Rohrbach, M., Ebert, S., & Schiele, B. (2013). Transfer Learning in a Transductive Setting. In C. J. C. Burges, L. Bottou, M. Welling, Z. Ghahramani, & K. Q. Weinberger (Eds.), Advances in Neural Information Processing Systems 26 (pp. 46-54). Red Hook, NY: Curran.


Cite as: https://hdl.handle.net/11858/00-001M-0000-0017-EF91-0
Abstract
Category models for objects or activities typically rely on supervised learning requiring sufficiently large training sets. Transferring knowledge from known categories to novel classes with no or only a few labels however is far less researched even though it is a common scenario. In this work, we extend transfer learning with semi-supervised learning to exploit unlabeled instances of (novel) categories with no or only a few labeled instances. Our proposed approach Propagated Semantic Transfer combines three main ingredients. First, we transfer information from known to novel categories by incorporating external knowledge, such as linguistic or expert-specified information, e.g., by a mid-level layer of semantic attributes. Second, we exploit the manifold structure of novel classes. More specifically we adapt a graph-based learning algorithm - so far only used for semi-supervised learning - to zero-shot and few-shot learning.

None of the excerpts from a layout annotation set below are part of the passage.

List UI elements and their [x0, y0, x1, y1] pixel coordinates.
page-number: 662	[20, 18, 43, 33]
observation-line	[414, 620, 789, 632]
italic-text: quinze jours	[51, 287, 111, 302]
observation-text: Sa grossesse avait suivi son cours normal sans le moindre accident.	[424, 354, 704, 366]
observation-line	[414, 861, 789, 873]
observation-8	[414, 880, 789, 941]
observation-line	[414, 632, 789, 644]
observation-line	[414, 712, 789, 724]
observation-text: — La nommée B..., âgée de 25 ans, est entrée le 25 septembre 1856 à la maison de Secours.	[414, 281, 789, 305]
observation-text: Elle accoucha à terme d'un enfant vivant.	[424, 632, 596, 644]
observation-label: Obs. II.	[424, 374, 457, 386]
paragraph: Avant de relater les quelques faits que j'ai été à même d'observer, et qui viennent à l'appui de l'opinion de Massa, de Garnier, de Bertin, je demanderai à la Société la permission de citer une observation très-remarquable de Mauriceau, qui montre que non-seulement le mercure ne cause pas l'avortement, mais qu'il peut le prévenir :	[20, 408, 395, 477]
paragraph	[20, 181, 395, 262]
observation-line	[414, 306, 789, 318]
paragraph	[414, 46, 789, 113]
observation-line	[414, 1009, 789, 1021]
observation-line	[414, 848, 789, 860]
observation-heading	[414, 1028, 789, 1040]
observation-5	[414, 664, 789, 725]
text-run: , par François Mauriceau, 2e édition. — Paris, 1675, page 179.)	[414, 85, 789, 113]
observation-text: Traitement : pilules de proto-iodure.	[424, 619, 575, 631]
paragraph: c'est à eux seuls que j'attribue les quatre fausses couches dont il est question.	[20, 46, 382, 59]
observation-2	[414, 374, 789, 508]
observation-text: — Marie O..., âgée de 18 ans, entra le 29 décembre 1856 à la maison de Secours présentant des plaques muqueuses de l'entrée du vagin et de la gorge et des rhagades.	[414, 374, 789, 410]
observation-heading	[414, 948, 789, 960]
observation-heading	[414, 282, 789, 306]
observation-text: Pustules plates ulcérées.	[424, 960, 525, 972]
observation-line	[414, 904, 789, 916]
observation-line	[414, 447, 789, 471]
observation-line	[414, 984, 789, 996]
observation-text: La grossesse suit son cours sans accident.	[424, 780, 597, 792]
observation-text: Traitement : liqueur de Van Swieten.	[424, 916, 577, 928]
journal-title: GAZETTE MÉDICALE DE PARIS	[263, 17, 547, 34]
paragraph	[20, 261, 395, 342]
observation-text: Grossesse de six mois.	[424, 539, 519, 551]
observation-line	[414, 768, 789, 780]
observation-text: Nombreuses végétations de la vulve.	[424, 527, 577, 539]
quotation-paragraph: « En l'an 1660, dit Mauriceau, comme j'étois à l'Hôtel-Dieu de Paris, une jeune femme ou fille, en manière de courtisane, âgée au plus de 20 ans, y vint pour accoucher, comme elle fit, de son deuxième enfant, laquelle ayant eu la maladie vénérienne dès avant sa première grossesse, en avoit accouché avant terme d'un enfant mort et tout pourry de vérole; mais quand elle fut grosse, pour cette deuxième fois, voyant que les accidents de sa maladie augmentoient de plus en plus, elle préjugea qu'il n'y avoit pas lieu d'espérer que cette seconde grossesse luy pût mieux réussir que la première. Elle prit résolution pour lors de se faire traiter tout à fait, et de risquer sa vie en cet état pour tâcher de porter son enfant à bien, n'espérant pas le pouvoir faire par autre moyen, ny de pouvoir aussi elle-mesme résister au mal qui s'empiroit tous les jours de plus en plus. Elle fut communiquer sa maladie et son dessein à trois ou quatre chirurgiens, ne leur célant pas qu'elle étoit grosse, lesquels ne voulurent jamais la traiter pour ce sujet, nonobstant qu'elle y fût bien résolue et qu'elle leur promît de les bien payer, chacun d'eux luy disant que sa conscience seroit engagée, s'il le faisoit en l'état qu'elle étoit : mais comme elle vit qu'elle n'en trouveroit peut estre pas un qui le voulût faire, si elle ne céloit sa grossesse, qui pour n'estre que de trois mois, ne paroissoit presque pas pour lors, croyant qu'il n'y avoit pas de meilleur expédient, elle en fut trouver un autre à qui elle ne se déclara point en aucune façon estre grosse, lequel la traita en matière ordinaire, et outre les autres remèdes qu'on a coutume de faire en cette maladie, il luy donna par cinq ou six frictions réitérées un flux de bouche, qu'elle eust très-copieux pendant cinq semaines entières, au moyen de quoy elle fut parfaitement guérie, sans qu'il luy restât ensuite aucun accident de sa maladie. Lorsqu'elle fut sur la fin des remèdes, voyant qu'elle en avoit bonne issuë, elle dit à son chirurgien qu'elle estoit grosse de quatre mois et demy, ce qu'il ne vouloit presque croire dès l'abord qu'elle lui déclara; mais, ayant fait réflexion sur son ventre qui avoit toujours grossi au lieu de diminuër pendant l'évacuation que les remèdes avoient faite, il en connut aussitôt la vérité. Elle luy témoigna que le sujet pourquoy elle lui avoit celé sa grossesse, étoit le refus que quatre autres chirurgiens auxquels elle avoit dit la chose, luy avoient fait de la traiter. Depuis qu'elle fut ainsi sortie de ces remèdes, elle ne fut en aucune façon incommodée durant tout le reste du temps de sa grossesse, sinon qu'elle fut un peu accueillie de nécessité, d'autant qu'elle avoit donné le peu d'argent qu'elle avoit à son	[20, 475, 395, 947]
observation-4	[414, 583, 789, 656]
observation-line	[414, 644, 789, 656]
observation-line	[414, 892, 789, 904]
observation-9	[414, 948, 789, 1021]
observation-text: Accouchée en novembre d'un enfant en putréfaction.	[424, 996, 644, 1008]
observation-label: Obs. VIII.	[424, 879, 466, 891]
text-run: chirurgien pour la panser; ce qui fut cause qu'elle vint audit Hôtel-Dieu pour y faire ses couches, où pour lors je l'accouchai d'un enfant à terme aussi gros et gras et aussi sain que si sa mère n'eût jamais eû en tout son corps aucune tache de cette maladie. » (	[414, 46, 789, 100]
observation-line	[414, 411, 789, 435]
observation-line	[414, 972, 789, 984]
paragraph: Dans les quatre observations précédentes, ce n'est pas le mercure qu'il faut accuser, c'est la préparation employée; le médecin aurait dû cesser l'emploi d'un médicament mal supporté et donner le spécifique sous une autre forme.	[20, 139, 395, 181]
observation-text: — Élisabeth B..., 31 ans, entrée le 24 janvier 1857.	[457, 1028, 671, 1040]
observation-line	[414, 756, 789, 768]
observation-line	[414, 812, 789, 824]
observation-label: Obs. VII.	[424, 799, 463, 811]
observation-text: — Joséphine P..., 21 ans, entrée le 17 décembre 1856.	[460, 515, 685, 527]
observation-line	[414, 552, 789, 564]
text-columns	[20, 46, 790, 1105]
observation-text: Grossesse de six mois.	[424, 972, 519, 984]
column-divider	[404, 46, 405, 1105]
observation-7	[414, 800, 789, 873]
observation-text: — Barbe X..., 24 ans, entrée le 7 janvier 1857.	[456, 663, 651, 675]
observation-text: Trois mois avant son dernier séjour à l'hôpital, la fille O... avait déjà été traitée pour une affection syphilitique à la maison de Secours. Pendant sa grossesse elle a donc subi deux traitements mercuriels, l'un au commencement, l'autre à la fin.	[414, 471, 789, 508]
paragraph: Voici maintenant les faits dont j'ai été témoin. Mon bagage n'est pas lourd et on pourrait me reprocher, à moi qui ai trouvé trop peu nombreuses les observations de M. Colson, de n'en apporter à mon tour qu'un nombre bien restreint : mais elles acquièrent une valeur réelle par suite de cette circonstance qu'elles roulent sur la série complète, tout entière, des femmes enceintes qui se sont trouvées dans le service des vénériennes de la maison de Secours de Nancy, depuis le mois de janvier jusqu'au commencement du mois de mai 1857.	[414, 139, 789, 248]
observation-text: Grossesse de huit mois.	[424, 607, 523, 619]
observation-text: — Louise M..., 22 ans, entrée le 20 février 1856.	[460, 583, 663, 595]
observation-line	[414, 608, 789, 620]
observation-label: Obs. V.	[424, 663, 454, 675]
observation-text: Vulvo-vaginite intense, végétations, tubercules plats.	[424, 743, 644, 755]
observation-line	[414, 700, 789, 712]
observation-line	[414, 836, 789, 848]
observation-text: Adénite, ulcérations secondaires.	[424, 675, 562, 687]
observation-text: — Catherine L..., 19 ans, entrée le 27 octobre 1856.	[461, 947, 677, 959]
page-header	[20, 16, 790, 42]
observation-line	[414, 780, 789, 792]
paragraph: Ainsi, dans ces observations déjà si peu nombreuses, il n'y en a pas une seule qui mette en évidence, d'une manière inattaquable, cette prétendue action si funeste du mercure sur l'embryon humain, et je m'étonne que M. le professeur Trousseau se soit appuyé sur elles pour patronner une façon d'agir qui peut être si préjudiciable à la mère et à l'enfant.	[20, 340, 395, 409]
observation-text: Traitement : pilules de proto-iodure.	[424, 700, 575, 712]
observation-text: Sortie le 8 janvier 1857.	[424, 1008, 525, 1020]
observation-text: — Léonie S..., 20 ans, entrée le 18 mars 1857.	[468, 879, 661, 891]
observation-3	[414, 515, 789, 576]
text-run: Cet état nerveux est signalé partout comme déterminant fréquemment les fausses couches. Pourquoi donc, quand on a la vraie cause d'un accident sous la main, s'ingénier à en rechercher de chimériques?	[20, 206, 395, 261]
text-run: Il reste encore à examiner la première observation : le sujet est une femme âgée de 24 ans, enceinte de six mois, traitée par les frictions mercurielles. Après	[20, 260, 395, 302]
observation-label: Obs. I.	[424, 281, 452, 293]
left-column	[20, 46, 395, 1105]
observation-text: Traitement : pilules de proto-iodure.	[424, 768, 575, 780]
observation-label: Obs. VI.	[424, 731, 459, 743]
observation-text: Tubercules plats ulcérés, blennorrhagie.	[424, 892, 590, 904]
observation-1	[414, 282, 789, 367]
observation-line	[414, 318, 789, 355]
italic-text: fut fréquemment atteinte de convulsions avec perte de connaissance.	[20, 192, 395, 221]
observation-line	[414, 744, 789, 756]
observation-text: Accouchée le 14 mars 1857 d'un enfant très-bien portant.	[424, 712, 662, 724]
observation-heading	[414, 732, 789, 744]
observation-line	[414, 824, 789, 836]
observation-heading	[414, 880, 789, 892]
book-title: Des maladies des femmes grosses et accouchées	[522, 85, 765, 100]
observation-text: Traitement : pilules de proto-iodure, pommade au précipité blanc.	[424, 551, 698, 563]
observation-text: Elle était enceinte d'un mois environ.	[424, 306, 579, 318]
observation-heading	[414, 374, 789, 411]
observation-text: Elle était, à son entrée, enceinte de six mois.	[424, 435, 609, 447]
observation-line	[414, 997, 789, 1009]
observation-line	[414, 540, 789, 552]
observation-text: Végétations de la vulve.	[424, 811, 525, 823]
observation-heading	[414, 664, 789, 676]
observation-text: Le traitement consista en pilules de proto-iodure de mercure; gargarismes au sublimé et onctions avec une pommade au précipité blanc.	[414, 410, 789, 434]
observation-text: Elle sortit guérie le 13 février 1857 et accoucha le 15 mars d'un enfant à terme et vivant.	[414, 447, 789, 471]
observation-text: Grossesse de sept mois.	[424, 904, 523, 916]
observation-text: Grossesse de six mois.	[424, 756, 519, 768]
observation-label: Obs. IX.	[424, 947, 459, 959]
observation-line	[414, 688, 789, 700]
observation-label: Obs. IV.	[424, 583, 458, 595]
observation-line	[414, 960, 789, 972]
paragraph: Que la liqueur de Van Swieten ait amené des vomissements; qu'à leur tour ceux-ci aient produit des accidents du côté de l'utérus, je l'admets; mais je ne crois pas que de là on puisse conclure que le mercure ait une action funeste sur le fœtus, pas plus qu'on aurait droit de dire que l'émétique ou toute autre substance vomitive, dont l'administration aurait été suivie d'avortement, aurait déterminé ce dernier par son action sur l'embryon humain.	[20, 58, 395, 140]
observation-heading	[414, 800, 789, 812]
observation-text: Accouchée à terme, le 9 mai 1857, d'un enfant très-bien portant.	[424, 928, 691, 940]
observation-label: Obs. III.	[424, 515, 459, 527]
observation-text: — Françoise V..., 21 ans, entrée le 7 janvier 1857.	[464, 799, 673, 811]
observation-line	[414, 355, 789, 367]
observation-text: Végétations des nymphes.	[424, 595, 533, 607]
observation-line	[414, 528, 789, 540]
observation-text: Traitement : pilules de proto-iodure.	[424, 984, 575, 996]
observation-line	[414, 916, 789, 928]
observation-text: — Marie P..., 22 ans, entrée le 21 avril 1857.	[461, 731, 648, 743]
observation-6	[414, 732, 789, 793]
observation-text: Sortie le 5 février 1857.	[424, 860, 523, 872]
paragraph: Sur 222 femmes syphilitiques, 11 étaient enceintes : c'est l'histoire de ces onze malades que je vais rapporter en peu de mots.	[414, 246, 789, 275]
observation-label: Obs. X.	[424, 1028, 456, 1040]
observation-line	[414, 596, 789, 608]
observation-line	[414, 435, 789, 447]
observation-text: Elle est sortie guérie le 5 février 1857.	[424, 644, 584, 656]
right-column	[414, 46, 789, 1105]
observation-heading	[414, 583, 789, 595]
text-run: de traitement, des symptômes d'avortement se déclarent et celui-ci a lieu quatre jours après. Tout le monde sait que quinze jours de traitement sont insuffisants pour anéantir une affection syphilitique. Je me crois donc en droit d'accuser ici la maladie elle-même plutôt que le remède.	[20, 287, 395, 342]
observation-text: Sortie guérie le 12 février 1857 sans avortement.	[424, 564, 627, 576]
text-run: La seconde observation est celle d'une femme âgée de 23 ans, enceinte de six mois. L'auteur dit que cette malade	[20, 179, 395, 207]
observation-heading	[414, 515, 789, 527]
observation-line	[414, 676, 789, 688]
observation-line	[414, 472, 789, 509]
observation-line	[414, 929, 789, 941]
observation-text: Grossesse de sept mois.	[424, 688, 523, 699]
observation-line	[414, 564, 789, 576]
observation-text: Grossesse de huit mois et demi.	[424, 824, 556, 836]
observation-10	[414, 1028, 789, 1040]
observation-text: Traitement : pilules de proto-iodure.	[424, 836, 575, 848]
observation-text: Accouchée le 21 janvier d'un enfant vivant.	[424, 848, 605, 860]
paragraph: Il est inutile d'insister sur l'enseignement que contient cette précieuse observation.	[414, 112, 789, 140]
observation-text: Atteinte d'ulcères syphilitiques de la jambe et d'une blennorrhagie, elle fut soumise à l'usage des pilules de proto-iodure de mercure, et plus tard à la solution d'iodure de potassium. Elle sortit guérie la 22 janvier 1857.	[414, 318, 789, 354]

Third, we improve the local neighborhood in such graph structures by replacing the raw feature-based representation with a mid-level object- or attribute-based representation. We evaluate our approach on three challenging datasets in two different applications, namely on Animals with Attributes and ImageNet for image classification and on MPII Composites for activity recognition. Our approach consistently outperforms state-of-the-art transfer and semi-supervised approaches on all datasets.